I have looked for an answer to this, but though I have found many similar questions, I haven't yet seen one which seems to answers why the following playbook behaves like it does.
---
- hosts: localhost
become: 1
tasks:
- name: cat file
command: cat /home/bob/.ssh/id_rsa.pub
register: cat
- debug:
msg: |
dog: {{ cat.stdout }}
- name: add the variable
set_fact:
rsa_key: "{{ lookup('file', '/home/bob/.ssh/id_rsa.pub') }}"
delegate_to: localhost
The result of running this play is that the command module "works" while the lookup module does not:
PLAY [localhost] *************************************************************************************************************************************************************************************************************************************************************
TASK [Gathering Facts] *******************************************************************************************************************************************************************************************************************************************************
ok: [localhost]
TASK [cat file] **************************************************************************************************************************************************************************************************************************************************************
changed: [localhost]
TASK [debug] *****************************************************************************************************************************************************************************************************************************************************************
ok: [localhost] => {
"msg": "dog: ssh-rsa AAAAB3NzaC1yc2EAAAADAQABAAABgQCl+xAFC2hwsLaWvCEOFHEz96AU8ltF1fA8ZNQp9Mkl6FFZUEFu2rAl+imSXm+xAPrWhqOoLgkYZKq6qAsqG3SqSisrr4uHGdC4F/5NBlgR7OqfAU76VfJRmcq4F01caXBJVuciZ0EX7KQcC6ixNpZweLPoRDBNntDJnDKVIbx8h7w3qAYRbYOsLv6OT7BLgldSrJSOYBOJ0/SLZIUDAvewPnPppkwZgMAMV12bXHzn5Imsn9S6K5riZ/n3oenOgW787w5XQI0xKsxO6g4NjzciMELafXfoq07+Gz53NMyo9/DHag2w8y6m+Js4axazMFFgcnS3Hrbc/tSejvarEynEktN1/+JTu8eEdKxtZYr2ez55SW+MOxZr14isQJDc0btduO4yJfXvJ6KooULVbqZyVnmun6pKgecsCDTy6kYQVV0oJgpixiquoLAMPN+nKzufaSgGTRbKnQuf+7w6X94ci3iIkpS7qxvQsZ/P61q7uQjhtsmG6qsk6/M9nIruJY0= ansible-generated on rh1.local.home\n"
}
TASK [add the variable] ******************************************************************************************************************************************************************************************************************************************************
[WARNING]: Unable to find '/home/bob/.ssh/id_rsa.pub' in expected paths (use -vvvvv to see paths)
fatal: [localhost]: FAILED! => {"msg": "An unhandled exception occurred while running the lookup plugin 'file'. Error was a <class 'ansible.errors.AnsibleError'>, original message: could not locate file in lookup: /home/bob/.ssh/id_rsa.pub"}
PLAY RECAP *******************************************************************************************************************************************************************************************************************************************************************
localhost : ok=3 changed=1 unreachable=0 failed=1 skipped=0 rescued=0 ignored=0
I'm running this under a user, which is NOT "bob", and with become_user = root and become_method = sudo.

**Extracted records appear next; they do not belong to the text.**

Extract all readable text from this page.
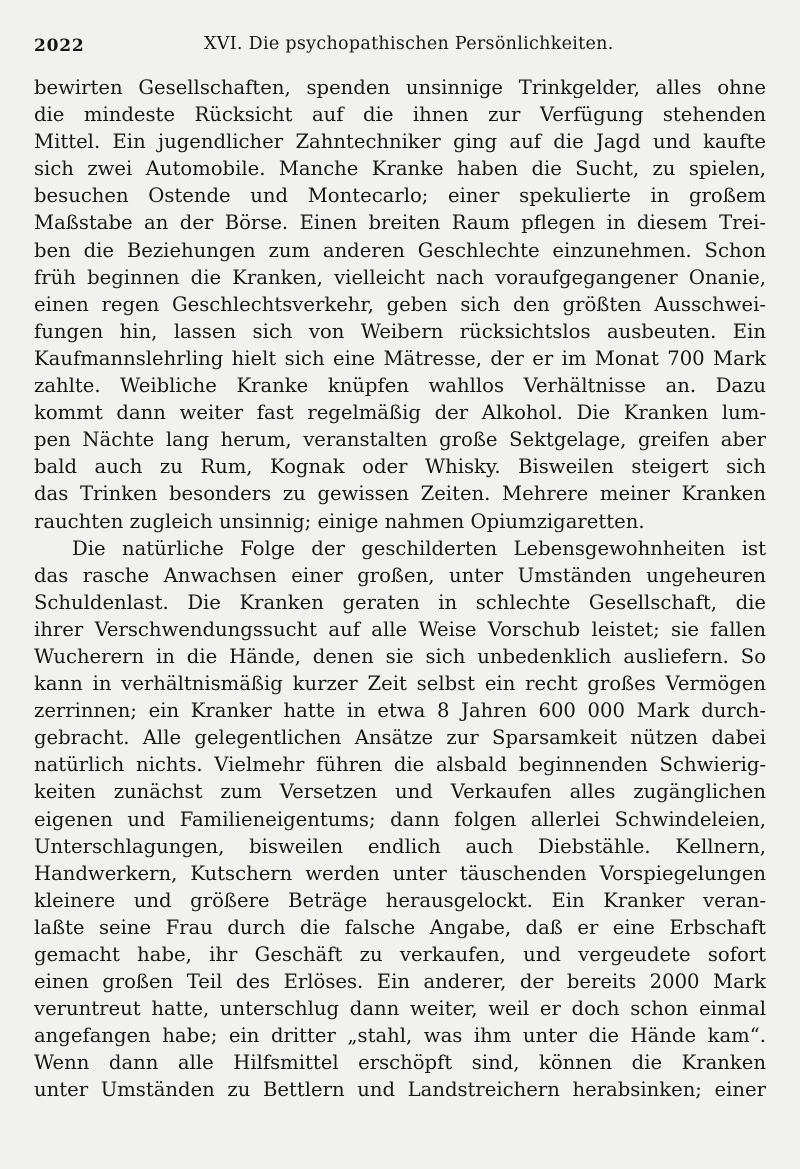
2022	XVI. Die psychopathischen Persönlichkeiten.
bewirten Gesellschaften, spenden unsinnige Trinkgelder, alles ohne
die mindeste Rücksicht auf die ihnen zur Verfügung stehenden
Mittel. Ein jugendlicher Zahntechniker ging auf die Jagd und kaufte
sich zwei Automobile. Manche Kranke haben die Sucht, zu spielen,
besuchen Ostende und Montecarlo; einer spekulierte in großem
Maßstabe an der Börse. Einen breiten Raum pflegen in diesem Trei-
ben die Beziehungen zum anderen Geschlechte einzunehmen. Schon
früh beginnen die Kranken, vielleicht nach voraufgegangener Onanie,
einen regen Geschlechtsverkehr, geben sich den größten Ausschwei-
fungen hin, lassen sich von Weibern rücksichtslos ausbeuten. Ein
Kaufmannslehrling hielt sich eine Mätresse, der er im Monat 700 Mark
zahlte. Weibliche Kranke knüpfen wahllos Verhältnisse an. Dazu
kommt dann weiter fast regelmäßig der Alkohol. Die Kranken lum-
pen Nächte lang herum, veranstalten große Sektgelage, greifen aber
bald auch zu Rum, Kognak oder Whisky. Bisweilen steigert sich
das Trinken besonders zu gewissen Zeiten. Mehrere meiner Kranken
rauchten zugleich unsinnig; einige nahmen Opiumzigaretten.
Die natürliche Folge der geschilderten Lebensgewohnheiten ist
das rasche Anwachsen einer großen, unter Umständen ungeheuren
Schuldenlast. Die Kranken geraten in schlechte Gesellschaft, die
ihrer Verschwendungssucht auf alle Weise Vorschub leistet; sie fallen
Wucherern in die Hände, denen sie sich unbedenklich ausliefern. So
kann in verhältnismäßig kurzer Zeit selbst ein recht großes Vermögen
zerrinnen; ein Kranker hatte in etwa 8 Jahren 600 000 Mark durch-
gebracht. Alle gelegentlichen Ansätze zur Sparsamkeit nützen dabei
natürlich nichts. Vielmehr führen die alsbald beginnenden Schwierig-
keiten zunächst zum Versetzen und Verkaufen alles zugänglichen
eigenen und Familieneigentums; dann folgen allerlei Schwindeleien,
Unterschlagungen, bisweilen endlich auch Diebstähle. Kellnern,
Handwerkern, Kutschern werden unter täuschenden Vorspiegelungen
kleinere und größere Beträge herausgelockt. Ein Kranker veran-
laßte seine Frau durch die falsche Angabe, daß er eine Erbschaft
gemacht habe, ihr Geschäft zu verkaufen, und vergeudete sofort
einen großen Teil des Erlöses. Ein anderer, der bereits 2000 Mark
veruntreut hatte, unterschlug dann weiter, weil er doch schon einmal
angefangen habe; ein dritter „stahl, was ihm unter die Hände kam“.
Wenn dann alle Hilfsmittel erschöpft sind, können die Kranken
unter Umständen zu Bettlern und Landstreichern herabsinken; einer
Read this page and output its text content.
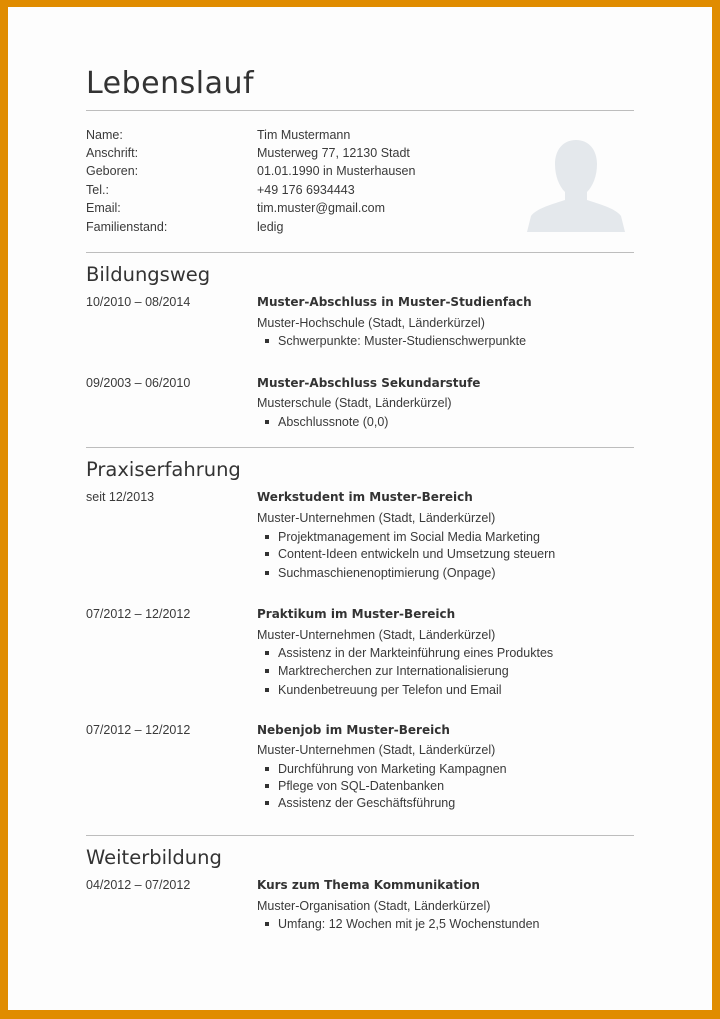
Lebenslauf
Name:	Tim Mustermann
Anschrift:	Musterweg 77, 12130 Stadt
Geboren:	01.01.1990 in Musterhausen
Tel.:	+49 176 6934443
Email:	tim.muster@gmail.com
Familienstand:	ledig
Bildungsweg
10/2010 – 08/2014	Muster-Abschluss in Muster-Studienfach
Muster-Hochschule (Stadt, Länderkürzel)
Schwerpunkte: Muster-Studienschwerpunkte
09/2003 – 06/2010	Muster-Abschluss Sekundarstufe
Musterschule (Stadt, Länderkürzel)
Abschlussnote (0,0)
Praxiserfahrung
seit 12/2013	Werkstudent im Muster-Bereich
Muster-Unternehmen (Stadt, Länderkürzel)
Projektmanagement im Social Media Marketing
Content-Ideen entwickeln und Umsetzung steuern
Suchmaschienenoptimierung (Onpage)
07/2012 – 12/2012	Praktikum im Muster-Bereich
Muster-Unternehmen (Stadt, Länderkürzel)
Assistenz in der Markteinführung eines Produktes
Marktrecherchen zur Internationalisierung
Kundenbetreuung per Telefon und Email
07/2012 – 12/2012	Nebenjob im Muster-Bereich
Muster-Unternehmen (Stadt, Länderkürzel)
Durchführung von Marketing Kampagnen
Pflege von SQL-Datenbanken
Assistenz der Geschäftsführung
Weiterbildung
04/2012 – 07/2012	Kurs zum Thema Kommunikation
Muster-Organisation (Stadt, Länderkürzel)
Umfang: 12 Wochen mit je 2,5 Wochenstunden
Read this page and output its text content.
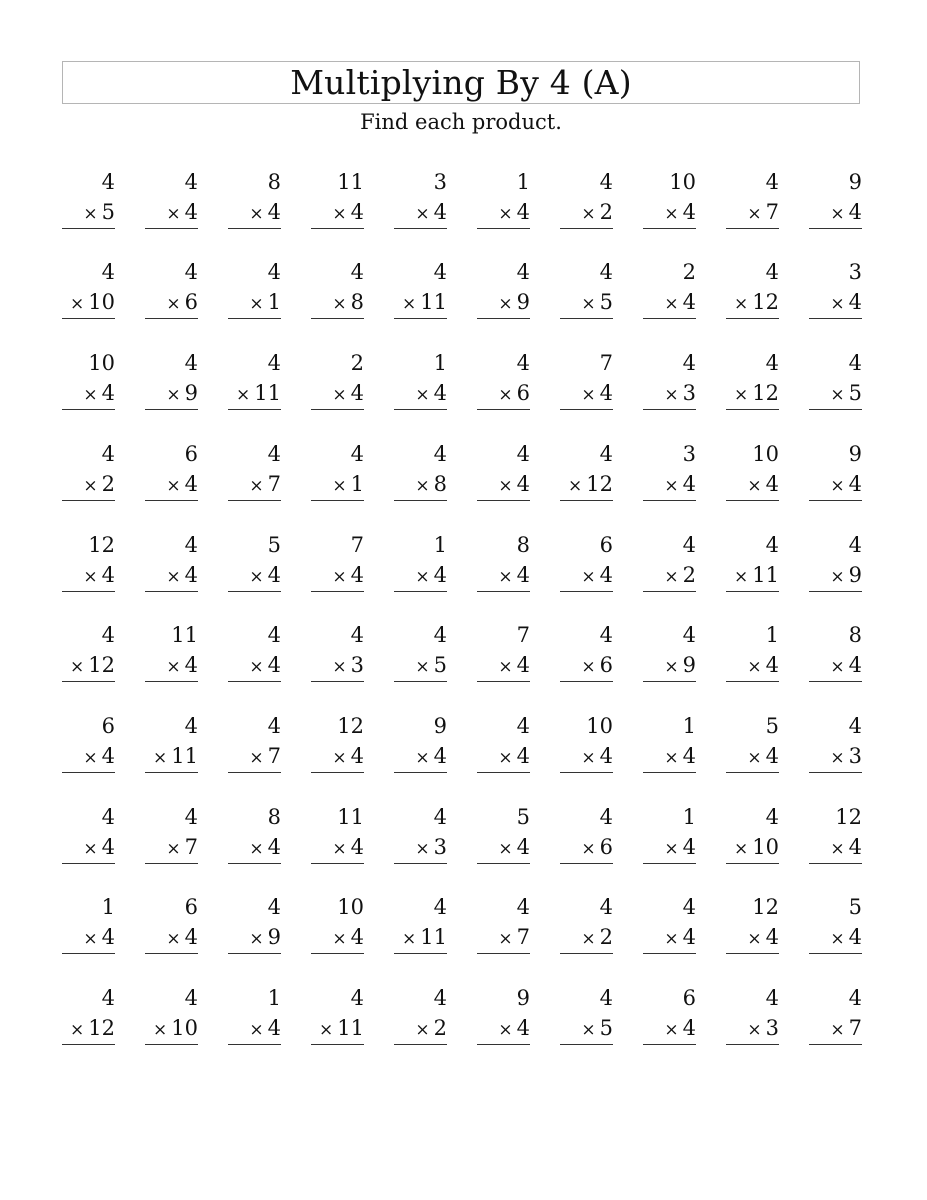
Multiplying By 4 (A)
Find each product.
4
× 5
4
× 4
8
× 4
11
× 4
3
× 4
1
× 4
4
× 2
10
× 4
4
× 7
9
× 4
4
× 10
4
× 6
4
× 1
4
× 8
4
× 11
4
× 9
4
× 5
2
× 4
4
× 12
3
× 4
10
× 4
4
× 9
4
× 11
2
× 4
1
× 4
4
× 6
7
× 4
4
× 3
4
× 12
4
× 5
4
× 2
6
× 4
4
× 7
4
× 1
4
× 8
4
× 4
4
× 12
3
× 4
10
× 4
9
× 4
12
× 4
4
× 4
5
× 4
7
× 4
1
× 4
8
× 4
6
× 4
4
× 2
4
× 11
4
× 9
4
× 12
11
× 4
4
× 4
4
× 3
4
× 5
7
× 4
4
× 6
4
× 9
1
× 4
8
× 4
6
× 4
4
× 11
4
× 7
12
× 4
9
× 4
4
× 4
10
× 4
1
× 4
5
× 4
4
× 3
4
× 4
4
× 7
8
× 4
11
× 4
4
× 3
5
× 4
4
× 6
1
× 4
4
× 10
12
× 4
1
× 4
6
× 4
4
× 9
10
× 4
4
× 11
4
× 7
4
× 2
4
× 4
12
× 4
5
× 4
4
× 12
4
× 10
1
× 4
4
× 11
4
× 2
9
× 4
4
× 5
6
× 4
4
× 3
4
× 7
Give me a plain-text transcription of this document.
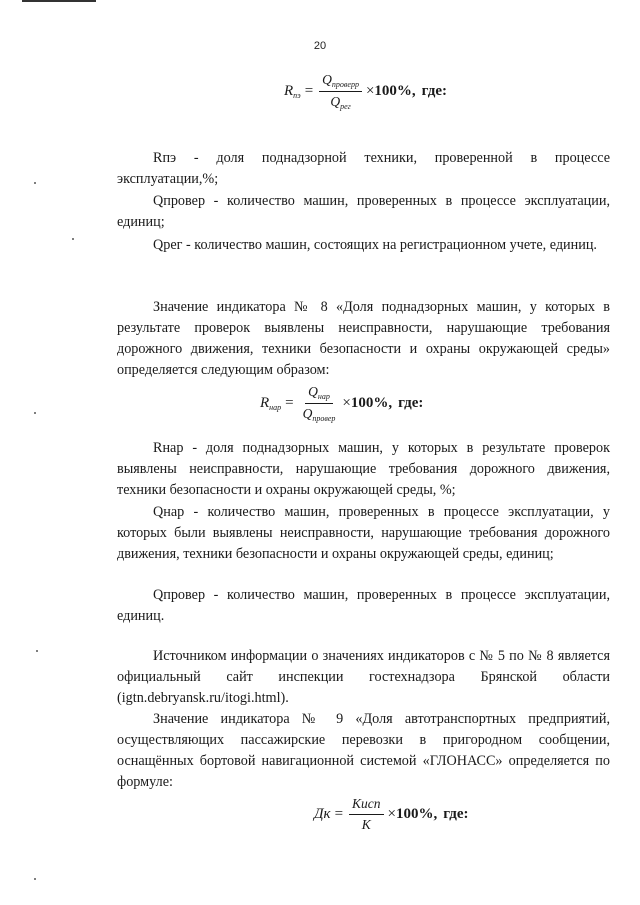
20
$R_{пэ} = \frac{Q_{проверр}}{Q_{рег}} \times 100\%$, где:

Rпэ - доля поднадзорной техники, проверенной в процессе эксплуатации,%;

Qпровер - количество машин, проверенных в процессе эксплуатации, единиц;

Qрег - количество машин, состоящих на регистрационном учете, единиц.

Значение индикатора № 8 «Доля поднадзорных машин, у которых в результате проверок выявлены неисправности, нарушающие требования дорожного движения, техники безопасности и охраны окружающей среды» определяется следующим образом:

$R_{нар} = \frac{Q_{нар}}{Q_{провер}} \times 100\%$, где:

Rнар - доля поднадзорных машин, у которых в результате проверок выявлены неисправности, нарушающие требования дорожного движения, техники безопасности и охраны окружающей среды, %;

Qнар - количество машин, проверенных в процессе эксплуатации, у которых были выявлены неисправности, нарушающие требования дорожного движения, техники безопасности и охраны окружающей среды, единиц;

Qпровер - количество машин, проверенных в процессе эксплуатации, единиц.

Источником информации о значениях индикаторов с № 5 по № 8 является официальный сайт инспекции гостехнадзора Брянской области (igtn.debryansk.ru/itogi.html).

Значение индикатора № 9 «Доля автотранспортных предприятий, осуществляющих пассажирские перевозки в пригородном сообщении, оснащённых бортовой навигационной системой «ГЛОНАСС» определяется по формуле:

Дк = $\frac{\text{Кисп}}{К} \times 100\%$, где:
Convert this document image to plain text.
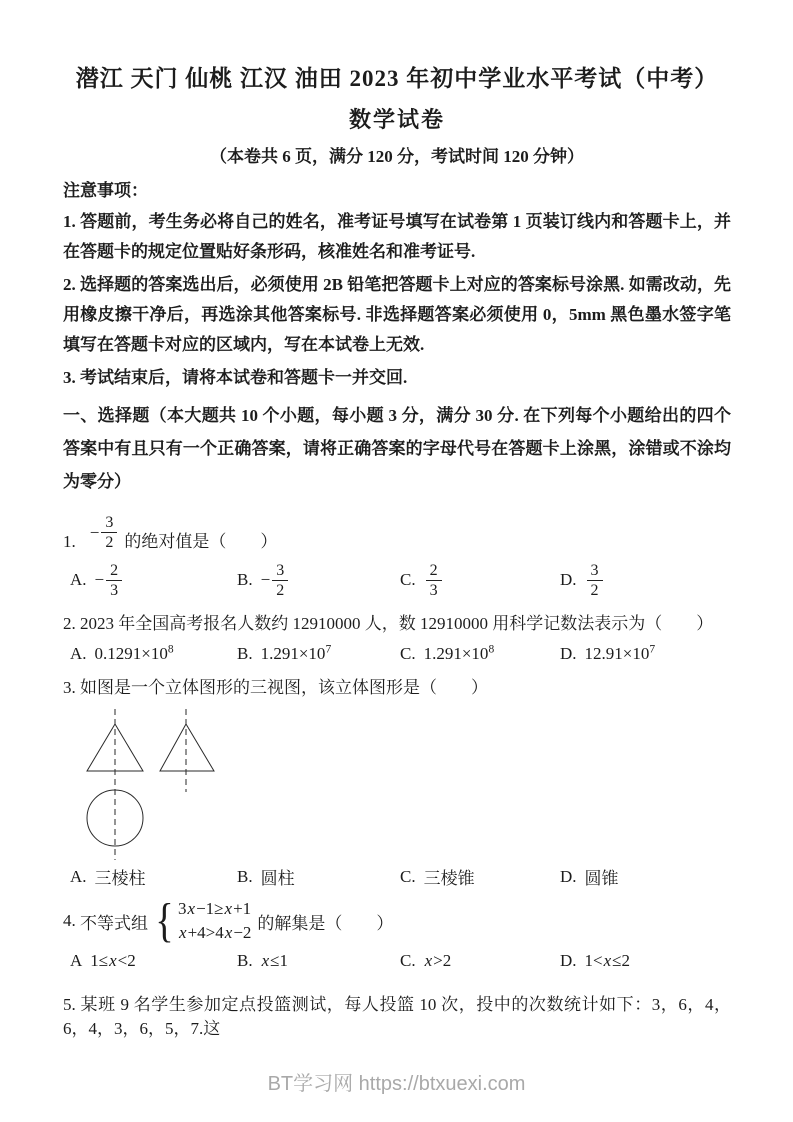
潜江 天门 仙桃 江汉 油田 2023 年初中学业水平考试（中考）
数学试卷
（本卷共 6 页，满分 120 分，考试时间 120 分钟）
注意事项：

1. 答题前，考生务必将自己的姓名，准考证号填写在试卷第 1 页装订线内和答题卡上，并在答题卡的规定位置贴好条形码，核准姓名和准考证号.

2. 选择题的答案选出后，必须使用 2B 铅笔把答题卡上对应的答案标号涂黑. 如需改动，先用橡皮擦干净后，再选涂其他答案标号. 非选择题答案必须使用 0，5mm 黑色墨水签字笔填写在答题卡对应的区域内，写在本试卷上无效.

3. 考试结束后，请将本试卷和答题卡一并交回.

一、选择题（本大题共 10 个小题，每小题 3 分，满分 30 分. 在下列每个小题给出的四个答案中有且只有一个正确答案，请将正确答案的字母代号在答题卡上涂黑，涂错或不涂均为零分）

1. − $\frac{3}{2}$ 的绝对值是（　　）
A. − $\frac{2}{3}$	B. − $\frac{3}{2}$	C. $\frac{2}{3}$	D. $\frac{3}{2}$

2. 2023 年全国高考报名人数约 12910000 人，数 12910000 用科学记数法表示为（　　）

A. $0.1291\times 10^8$	B. $1.291\times 10^7$	C. $1.291\times 10^8$	D. $12.91\times 10^7$

3. 如图是一个立体图形的三视图，该立体图形是（　　）

A. 三棱柱	B. 圆柱	C. 三棱锥	D. 圆锥
4.
不等式组 { 3x−1≥x+1
x+4>4x−2 的解集是（　　）
A 1≤x<2	B. x≤1	C. x>2	D. 1<x≤2

5. 某班 9 名学生参加定点投篮测试，每人投篮 10 次，投中的次数统计如下：3，6，4，6，4，3，6，5，7.这

BT学习网 https://btxuexi.com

Any ideas or a confirmation that indeed the lookup plugin ignores privilege escalation statements, would be appreciated.
Looking into to the actually code and commands to be found for the standard plugins for ansible I found this:
Inside the password plugin. Hence, lookup plugins indeed ignore "become" escalation directives and hence it is "by design" this behavior though I find it rather counter intuitive, not well documented, and dislike it since it forces me to write ugly code to get around it ;-).